The Australian government released its latest housing statistics on January 13, 2013 during early Asian trading hours where it reported that mortgage lending (Housing Finance) demand rose to 1.10 percent during the month of November 2013, up from the Reuters consensus estimates of a 1.00 percent climb. Mortgage lending demand tied to financing real-estate investments during the same month rose to 1.50 percent, down from the prior figure of 8.21 percent.

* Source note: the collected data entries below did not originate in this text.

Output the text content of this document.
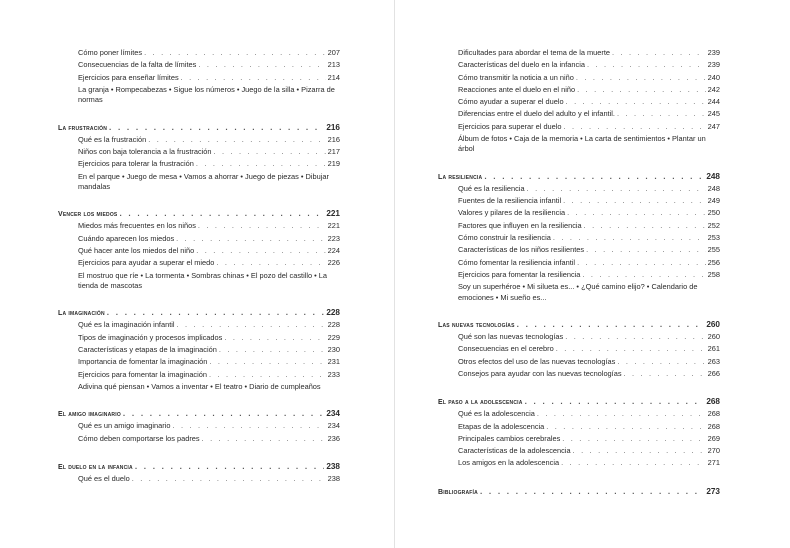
Cómo poner límites . . .	207
Consecuencias de la falta de límites . . .	213
Ejercicios para enseñar límites . . .	214
La granja • Rompecabezas • Sigue los números • Juego de la silla • Pizarra de normas
La frustración . . .	216
Qué es la frustración . . .	216
Niños con baja tolerancia a la frustración . . .	217
Ejercicios para tolerar la frustración . . .	219
En el parque • Juego de mesa • Vamos a ahorrar • Juego de piezas • Dibujar mandalas
Vencer los miedos . . .	221
Miedos más frecuentes en los niños . . .	221
Cuándo aparecen los miedos . . .	223
Qué hacer ante los miedos del niño . . .	224
Ejercicios para ayudar a superar el miedo . . .	226
El mostruo que ríe • La tormenta • Sombras chinas • El pozo del castillo • La tienda de mascotas
La imaginación . . .	228
Qué es la imaginación infantil . . .	228
Tipos de imaginación y procesos implicados . . .	229
Características y etapas de la imaginación . . .	230
Importancia de fomentar la imaginación . . .	231
Ejercicios para fomentar la imaginación . . .	233
Adivina qué piensan • Vamos a inventar • El teatro • Diario de cumpleaños
El amigo imaginario . . .	234
Qué es un amigo imaginario . . .	234
Cómo deben comportarse los padres . . .	236
El duelo en la infancia . . .	238
Qué es el duelo . . .	238
Dificultades para abordar el tema de la muerte . . .	239
Características del duelo en la infancia . . .	239
Cómo transmitir la noticia a un niño . . .	240
Reacciones ante el duelo en el niño . . .	242
Cómo ayudar a superar el duelo . . .	244
Diferencias entre el duelo del adulto y el infantil. . . .	245
Ejercicios para superar el duelo . . .	247
Álbum de fotos • Caja de la memoria • La carta de sentimientos • Plantar un árbol
La resiliencia . . .	248
Qué es la resiliencia . . .	248
Fuentes de la resiliencia infantil . . .	249
Valores y pilares de la resiliencia . . .	250
Factores que influyen en la resiliencia . . .	252
Cómo construir la resiliencia . . .	253
Características de los niños resilientes . . .	255
Cómo fomentar la resiliencia infantil . . .	256
Ejercicios para fomentar la resiliencia . . .	258
Soy un superhéroe • Mi silueta es... • ¿Qué camino elijo? • Calendario de emociones • Mi sueño es...
Las nuevas tecnologías . . .	260
Qué son las nuevas tecnologías . . .	260
Consecuencias en el cerebro . . .	261
Otros efectos del uso de las nuevas tecnologías . . .	263
Consejos para ayudar con las nuevas tecnologías . . .	266
El paso a la adolescencia . . .	268
Qué es la adolescencia . . .	268
Etapas de la adolescencia . . .	268
Principales cambios cerebrales . . .	269
Características de la adolescencia . . .	270
Los amigos en la adolescencia . . .	271
Bibliografía . . .	273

Below is a chart showing the quarterly trends of mortgage lending volumes in Australia from 2009 to 2013:
Source: Thomson Reuters MetaStock.com
The above data indicated some seasonality in the figures, however, with the Reserve Bank of Australia (RBA) maintaining overall interest rates at 2.50 percent, a gradual withdrawal of monetary stimulus measures, known as tapering in the United States, falling commodity prices, large multi-national corporations such as General Motors (GM) announcing manufacturing shutdowns, the outlook for expected housing demand in the coming months during 2014 looks to be less optimistic at first glance. However, there is a need to look at the broader context going forward in 2014. Since the start of the second half of 2013, RBA governor, Mr. Glenn Stevens, has come out repeatedly indicating that the Australian (Aussie) Dollar continues to be relatively overvalued, and his team is currently forecasting a fall of the Aussie Dollar to around AUD/USD of 0.8500. The spot AUD/USD was last traded approximately 0.8999 to 0.9000, and has been on a decline since the end of 2013.
With the release of the latest mortgage demand numbers in Australia, coupled with a slowdown seen across the board in Australia, are there reasons to celebrate for potential home buyers seeking to purchase a new of existing home in the country?
According to a December 13, 2013 Bloomberg News article, Westpac Banking Corp. (WBC) Australia’s chairman, Mr. Lindsay Maxstead was quoted as saying that mortgage demand is rising and businesses are more interested in investing following a federal election in September and a weakening of the Australian currency. In fact, recent a news article published on one of Australia’s online business/finance news website, news.com.au (http://www.news.com.au/finance/real-estate/low-interest-rates-drive-building-approvals/story-fncq3era-1226798685209) on January 10, 2014 indicated that new home construction approvals, published on January 09, 2014 by the Australian Bureau of Statistics showed that the number fell by 1.5 percent across Australia during the month of November 2013, but on a year-over-year (yoy) comparison, the figures was up by approximately 22.2 percent; Local councils had approved the construction of 16,396 new homes in November; Private sector house approvals rose six percent. According to the news story, the November 2013 figure was weighed down by a 9.7 percent fall in approvals for private sector apartments and townhouses.
With the pickup in mortgage demand in Australia, coupled with a low interest rate environment, it does point to some easing of conditions on the mortgage financing front. With the economy seemed at risk of falling into recession, it appears that the RBA has some room to manoeuvre itself in terms of its interest rate setting expectations. The gradual increase in housing approvals does provide some impetus for a gradual recovery of the economy, following a global rout in commodity prices, which the economy is heavily reliant on, is not showing much signs of an end. The RBA, together with the Australian government is trying to steer its economy towards the non-commodity sectors through the various fiscal and monetary reforms that focus on restructuring the overall economy. Both government bodies are hoping that with the Australian economy, through the combination of fiscal and monetary measures, could eventually wane itself out of its past overreliance on the commodity sector to fuel much of the country’s economic growth.
Coming back to discussion of the Australian housing market outlook for 2014, the latest November 2013 mortgage demand data could be indicating some seasonal effects, but does not appear to be a sign of any potential waning demand going into 2014. However, there are existing risks such as the potential capital flight as a result of carry trade related monetary flows, as a result of the global economy facing with an increasingly tightened interest rate environment taking place, particularly in China, Asia ex-Japan, and the United States, while enjoying a relatively stable interest rate environment in Australia. The risks of potential fallout of the commodity prices, coupled with an uncontrolled rising boom in the home mortgage demand could result in an unexpected retardation of the overall housing sector growth. These emerging trends could pose some risks on the long-term sustainability of housing demand in Australia. Although such risks are largely being discounted in view of the continuing positive signs taking place in the real-estate market in Australia, one should also exercise caution when thinking of the next real-estate opportunity in the country, as a prolonged decline in the mining sector, a weakening Aussie Dollar, and a relatively loose monetary policy seen so far, could pose various risks that one might not have anticipated previously while trying to forecast on the timeline for the long-term sustainability of the overall growth of the Australian economy.